Given two sparse vectors, compute their dot product.

Implement class SparseVector:

• SparseVector(nums) Initializes the object with the vector nums
• dotProduct(vec) Compute the dot product between the instance of SparseVector and vec

A sparse vector is a vector that has mostly zero values, you should store the sparse vector efficiently and compute the dot product between two SparseVector.

Follow up: What if only one of the vectors is sparse?

样例

Input: nums1 = [1,0,0,2,3], nums2 = [0,3,0,4,0]
Output: 8
Explanation: v1 = SparseVector(nums1) , v2 = SparseVector(nums2)
v1.dotProduct(v2) = 1*0 + 0*3 + 0*0 + 2*4 + 3*0 = 8

算法1 (Index-Value Pairs模拟)

时间复杂度: $O(n)$ for creating non-zero index-value pairs, $O(l_1 + l_2)$ for dot product

空间复杂度: $O(l_1)$ and $O(1)$

C++ 代码

typedef pair<int, int> PII;
class SparseVector {
public:
    vector<PII> v;
    SparseVector(vector<int> &nums) {
        for (int i = 0; i < nums.size(); i++)
            if (nums[i])
                v.push_back({i, nums[i]});
    }

    // Return the dotProduct of two sparse vectors
    int dotProduct(SparseVector& vec) {
        int res = 0;
        for (int i = 0, j = 0; i < v.size() && j < vec.v.size(); i++, j++) {
            if (v[i].first < vec.v[j].first) j--;
            else if (v[i].first > vec.v[j].first) i--;
            else res += v[i].second * vec.v[j].second;
        }
        return res;
    }
};

// Your SparseVector object will be instantiated and called as such:
// SparseVector v1(nums1);
// SparseVector v2(nums2);
// int ans = v1.dotProduct(v2);

算法2 (Index-Value Pairs, 二分)

For the follow-up question, if the length of one sparse vector’s non-zero element is much greater than the other one’s, we could use binary search on the long sparse vector.

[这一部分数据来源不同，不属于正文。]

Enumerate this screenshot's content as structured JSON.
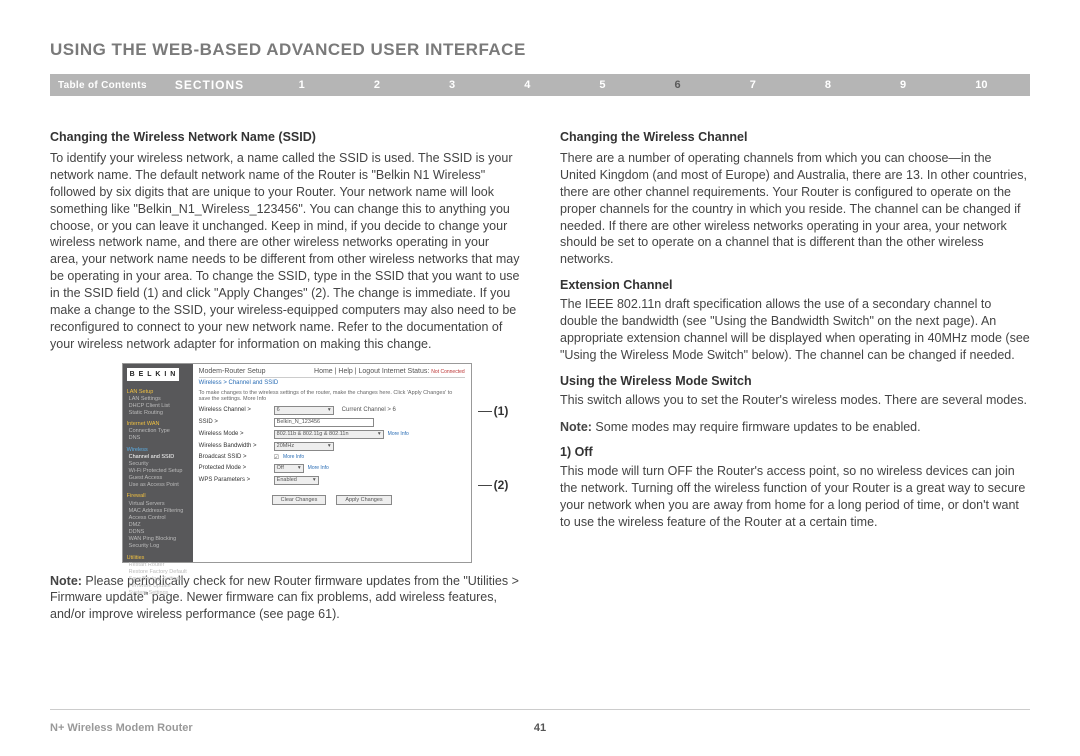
{
  "title": "USING THE WEB-BASED ADVANCED USER INTERFACE",
  "nav": {
    "toc": "Table of Contents",
    "sections": "SECTIONS",
    "nums": [
      "1",
      "2",
      "3",
      "4",
      "5",
      "6",
      "7",
      "8",
      "9",
      "10"
    ],
    "active": "6"
  },
  "left": {
    "h1": "Changing the Wireless Network Name (SSID)",
    "p1": "To identify your wireless network, a name called the SSID  is used. The SSID is your network name. The default network name of the Router is \"Belkin N1 Wireless\" followed by six digits that are unique to your Router. Your network name will look something like \"Belkin_N1_Wireless_123456\". You can change this to anything you choose, or you can leave it unchanged. Keep in mind, if you decide to change your wireless network name, and there are other wireless networks operating in your area, your network name needs to be different from other wireless networks that may be operating in your area. To change the SSID, type in the SSID that you want to use in the SSID field (1) and click \"Apply Changes\" (2). The change is immediate. If you make a change to the SSID, your wireless-equipped computers may also need to be reconfigured to connect to your new network name. Refer to the documentation of your wireless network adapter for information on making this change.",
    "noteLabel": "Note:",
    "noteText": " Please periodically check for new Router firmware updates from the \"Utilities > Firmware update\" page. Newer firmware can fix problems, add wireless features, and/or improve wireless performance (see page 61).",
    "callout1": "(1)",
    "callout2": "(2)"
  },
  "right": {
    "h1": "Changing the Wireless Channel",
    "p1": "There are a number of operating channels from which you can choose—in the United Kingdom (and most of Europe) and Australia, there are 13. In other countries, there are other channel requirements. Your Router is configured to operate on the proper channels for the country in which you reside. The channel can be changed if needed. If there are other wireless networks operating in your area, your network should be set to operate on a channel that is different than the other wireless networks.",
    "h2": "Extension Channel",
    "p2": "The IEEE 802.11n draft specification allows the use of a secondary channel to double the bandwidth (see \"Using the Bandwidth Switch\" on the next page). An appropriate extension channel will be displayed when operating in 40MHz mode (see \"Using the Wireless Mode Switch\" below). The channel can be changed if needed.",
    "h3": "Using the Wireless Mode Switch",
    "p3": "This switch allows you to set the Router's wireless modes. There are several modes.",
    "noteLabel": "Note:",
    "noteText": " Some modes may require firmware updates to be enabled.",
    "h4": "1) Off",
    "p4": "This mode will turn OFF the Router's access point, so no wireless devices can join the network. Turning off the wireless function of your Router is a great way to secure your network when you are away from home for a long period of time, or don't want to use the wireless feature of the Router at a certain time."
  },
  "screenshot": {
    "logo": "B E L K I N",
    "mainTitle": "Modem-Router Setup",
    "topRight": "Home | Help | Logout   Internet Status: ",
    "topRightStatus": "Not Connected",
    "breadcrumb": "Wireless > Channel and SSID",
    "desc": "To make changes to the wireless settings of the router, make the changes here. Click 'Apply Changes' to save the settings. More Info",
    "sidebar": {
      "cat1": "LAN Setup",
      "i1a": "LAN Settings",
      "i1b": "DHCP Client List",
      "i1c": "Static Routing",
      "cat2": "Internet WAN",
      "i2a": "Connection Type",
      "i2b": "DNS",
      "wcat": "Wireless",
      "w1": "Channel and SSID",
      "w2": "Security",
      "w3": "Wi-Fi Protected Setup",
      "w4": "Guest Access",
      "w5": "Use as Access Point",
      "cat3": "Firewall",
      "f1": "Virtual Servers",
      "f2": "MAC Address Filtering",
      "f3": "Access Control",
      "f4": "DMZ",
      "f5": "DDNS",
      "f6": "WAN Ping Blocking",
      "f7": "Security Log",
      "cat4": "Utilities",
      "u1": "Restart Router",
      "u2": "Restore Factory Default",
      "u3": "Save/Backup Settings",
      "u4": "Firmware Update",
      "u5": "System Settings"
    },
    "rows": {
      "r1l": "Wireless Channel >",
      "r1v": "6",
      "r1x": "Current Channel > 6",
      "r2l": "SSID >",
      "r2v": "Belkin_N_123456",
      "r3l": "Wireless Mode >",
      "r3v": "802.11b & 802.11g & 802.11n",
      "r3i": "More Info",
      "r4l": "Wireless Bandwidth >",
      "r4v": "20MHz",
      "r5l": "Broadcast SSID >",
      "r5i": "More Info",
      "r6l": "Protected Mode >",
      "r6v": "Off",
      "r6i": "More Info",
      "r7l": "WPS Parameters >",
      "r7v": "Enabled"
    },
    "btn1": "Clear Changes",
    "btn2": "Apply Changes"
  },
  "footer": {
    "left": "N+ Wireless Modem Router",
    "page": "41"
  }
}
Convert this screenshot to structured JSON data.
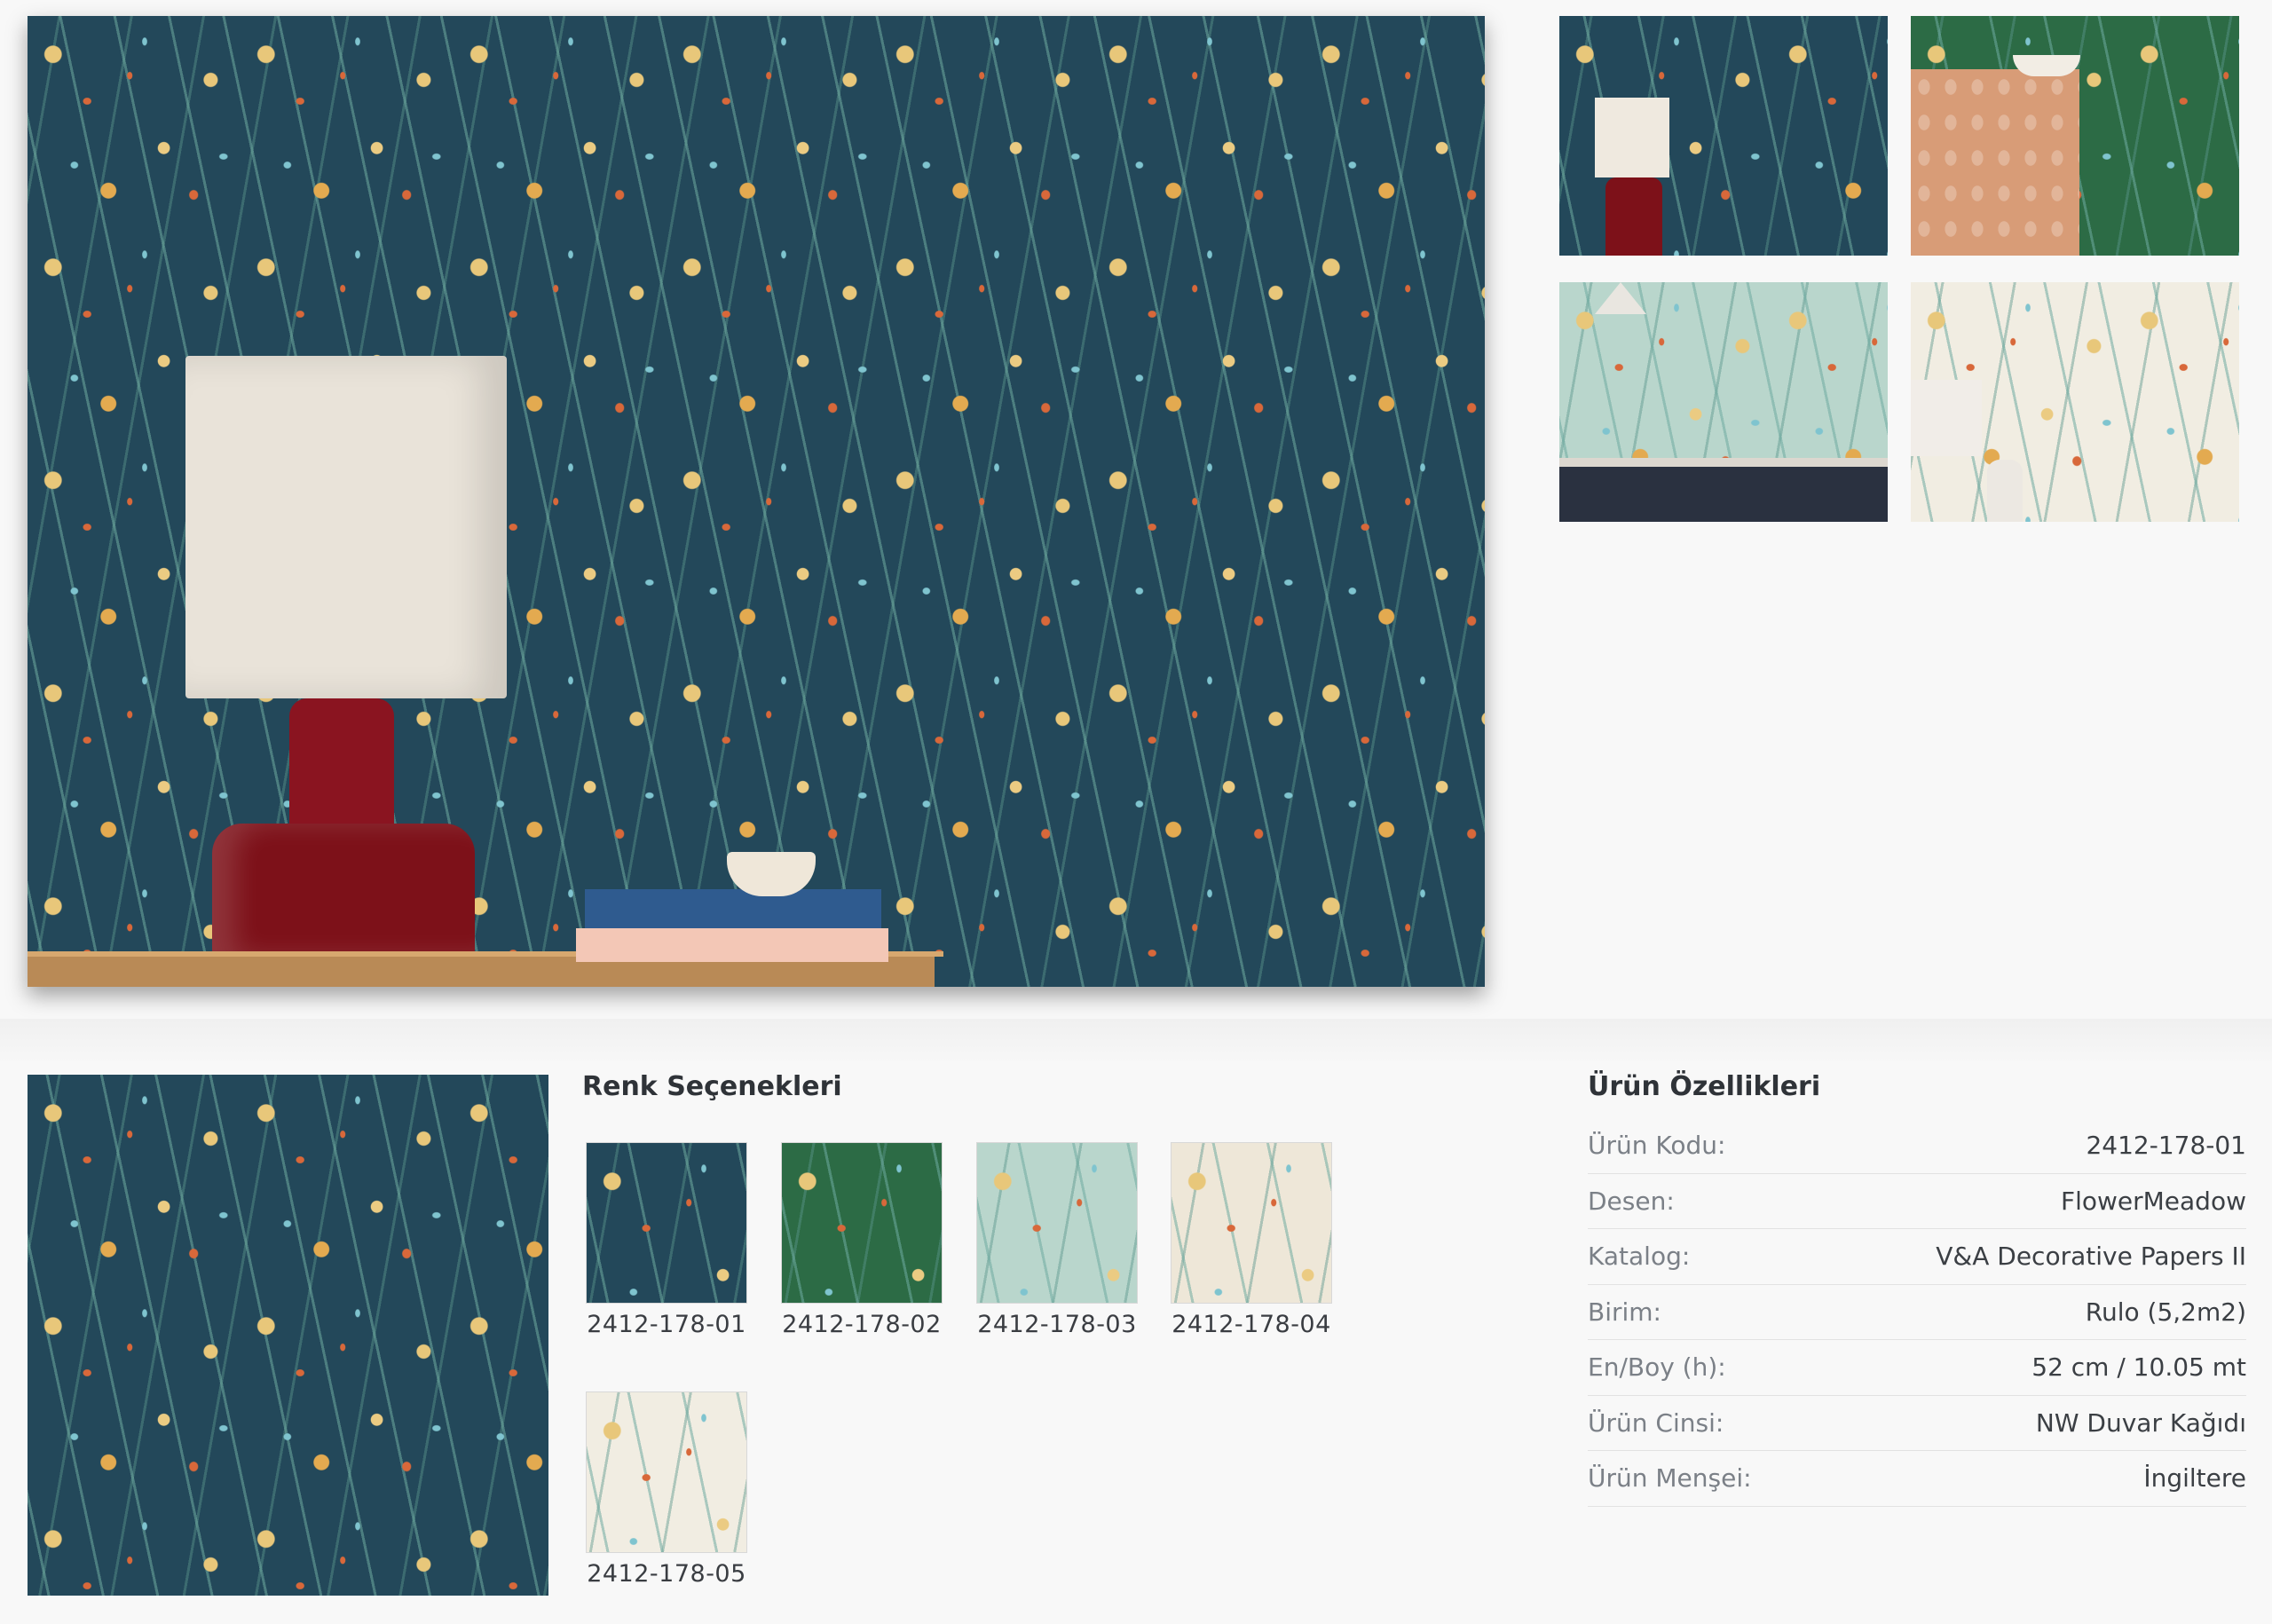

时间复杂度: $O(min(l_1, l_2) * \log (max(l_1, l_2)))$

空间复杂度: 同上

C++ 代码

typedef pair<int, int> PII;
class SparseVector {
public:
    vector<PII> v;
    SparseVector(vector<int> &nums) {
        for (int i = 0; i < nums.size(); i++)
            if (nums[i])
                v.push_back({i, nums[i]});
    }

    // Return the dotProduct of two sparse vectors
    int dotProduct(SparseVector& vec) {
        int res = 0;
        vector<PII>& v_short = vec.v;
        vector<PII>& v_long = v;
        if (v_short.size() > v_long.size())
            swap(v_short, v_long);
        for (auto &p: v_short) {
            int idx = lower_bound(v_long.begin(), v_long.end(), make_pair(p.first, - 1)) - v_long.begin();
            if (idx != v_long.size() && v_long[idx].first == p.first)
                res += v_long[idx].second * p.second;
        }
        return res;
    }
};

// Your SparseVector object will be instantiated and called as such:
// SparseVector v1(nums1);
// SparseVector v2(nums2);
// int ans = v1.dotProduct(v2);